The gap between the benchmark price and your realized price can be significant. In the Permian Basin, natural gas at the Waha Hub traded at negative prices for 158 days in 2024 due to pipeline constraints, averaging well below Henry Hub prices. For oil, WTI Midland traded at a $10-15/barrel discount to WTI Cushing in 2018 when pipeline capacity lagged production growth.
For more on why your check price doesn't match the headline, see our pricing post.
Deductions Increased
Operators deduct post-production costs before paying you: gathering, transportation, processing, compression, and marketing. These can take a significant bite. In one documented example, post-production deductions consumed 88% of the gross natural gas royalty, with gathering alone accounting for over 60%.
Whether your lease allows these deductions depends on the lease language. "At the wellhead" leases generally permit deductions for costs incurred after the wellhead. "Gross proceeds" or "at the point of sale" leases may prohibit them. The Texas Supreme Court addressed this distinction in BlueStone v. Randle (2021), ruling that "gross value received" language prohibits post-production deductions even when other lease language is ambiguous.
Compare the deduction lines on your current stub to previous months. If one category jumped, that's worth investigating.
The Operator Changed How They Calculate
Sometimes operators change the point of sale, the pricing index, or the way they allocate costs across wells in a unit. A ProPublica investigation found that manipulation of costs and pricing by oil companies has kept billions in royalties from private and government landholders. The federal government has recouped over $4 billion in unpaid royalties over the past three decades, and DOI auditors uncovered more than a dozen "willful" deception instances since 2011.
Notable cases include Chesapeake Energy deducting marketing fees paid to its own subsidiary in Oklahoma, and a West Virginia jury ordering $404 million (including $270 million in punitive damages) for cheating royalty owners.
These are extreme examples, but subtler calculation changes happen regularly. If your payment dropped without an obvious change in production or commodity prices, ask the operator what changed.
Prior Period Adjustment
If the operator overpaid you in a previous month, they'll deduct the correction from a future check. Look for a negative line item labeled "prior period adjustment" or "PPA." PPAs are relatively common and result from volume reconciliations, price adjustments after final settlement, or division-of-interest changes.

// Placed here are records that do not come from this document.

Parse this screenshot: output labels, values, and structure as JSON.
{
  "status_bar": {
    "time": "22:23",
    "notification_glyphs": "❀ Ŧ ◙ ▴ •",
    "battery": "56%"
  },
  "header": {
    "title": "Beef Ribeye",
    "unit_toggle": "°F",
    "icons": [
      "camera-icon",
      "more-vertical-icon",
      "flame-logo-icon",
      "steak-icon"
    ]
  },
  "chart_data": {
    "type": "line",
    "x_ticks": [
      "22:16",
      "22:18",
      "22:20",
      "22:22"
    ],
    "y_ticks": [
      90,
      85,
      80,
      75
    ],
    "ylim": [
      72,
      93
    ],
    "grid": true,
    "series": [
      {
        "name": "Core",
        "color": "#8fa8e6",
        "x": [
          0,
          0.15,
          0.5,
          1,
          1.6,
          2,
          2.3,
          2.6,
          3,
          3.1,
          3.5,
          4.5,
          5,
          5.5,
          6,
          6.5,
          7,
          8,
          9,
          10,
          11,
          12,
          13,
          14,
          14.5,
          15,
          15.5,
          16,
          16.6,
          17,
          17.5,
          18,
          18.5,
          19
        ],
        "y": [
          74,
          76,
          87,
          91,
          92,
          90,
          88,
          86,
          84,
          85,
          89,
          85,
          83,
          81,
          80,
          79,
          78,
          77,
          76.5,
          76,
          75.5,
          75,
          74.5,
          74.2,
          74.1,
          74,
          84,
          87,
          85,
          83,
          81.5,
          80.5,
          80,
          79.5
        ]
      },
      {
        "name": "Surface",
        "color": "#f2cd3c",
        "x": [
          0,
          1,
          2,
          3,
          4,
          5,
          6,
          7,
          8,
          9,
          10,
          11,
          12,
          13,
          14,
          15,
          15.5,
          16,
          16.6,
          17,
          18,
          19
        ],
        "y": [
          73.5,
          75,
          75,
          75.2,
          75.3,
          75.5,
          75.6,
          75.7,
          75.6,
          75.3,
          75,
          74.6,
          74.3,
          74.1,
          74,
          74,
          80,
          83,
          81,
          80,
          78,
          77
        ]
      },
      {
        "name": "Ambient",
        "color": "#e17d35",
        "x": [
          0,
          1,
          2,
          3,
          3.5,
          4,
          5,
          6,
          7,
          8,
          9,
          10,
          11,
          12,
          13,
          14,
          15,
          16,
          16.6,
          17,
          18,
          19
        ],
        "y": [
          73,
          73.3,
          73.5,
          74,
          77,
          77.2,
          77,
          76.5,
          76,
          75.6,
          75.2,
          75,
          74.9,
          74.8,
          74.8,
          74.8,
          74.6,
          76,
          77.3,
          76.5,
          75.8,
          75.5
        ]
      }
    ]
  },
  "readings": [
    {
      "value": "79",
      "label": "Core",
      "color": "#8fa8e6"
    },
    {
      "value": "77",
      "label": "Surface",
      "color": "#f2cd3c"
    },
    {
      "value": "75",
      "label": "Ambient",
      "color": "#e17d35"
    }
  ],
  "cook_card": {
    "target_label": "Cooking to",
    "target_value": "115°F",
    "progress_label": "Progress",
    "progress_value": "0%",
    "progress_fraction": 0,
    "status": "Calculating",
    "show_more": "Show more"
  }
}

Natural gas PPAs are more frequent than oil because actual volumes and NGL yields aren't finalized until gas plant statements are received.
For more detail, see our post on prior period adjustments.
Suspense Hold
If there's a title question, a pending division order, or a change of ownership that hasn't been processed, the operator may hold part or all of your payment in suspense. Common triggers include an unsigned W-9, unsigned division order, questionable mineral title, or invalid mailing address. In an industry survey, 58% of respondents said suspense is their largest unclaimed property category.
The money isn't lost, but it won't be released until the issue is resolved. In Texas, operators must pay statutory interest on funds held past the deadline (set at 2 percentage points above the NY Fed discount rate). After the dormancy period (3 years in Texas, 5 years in Oklahoma), suspended funds are escheated to the state's unclaimed property fund.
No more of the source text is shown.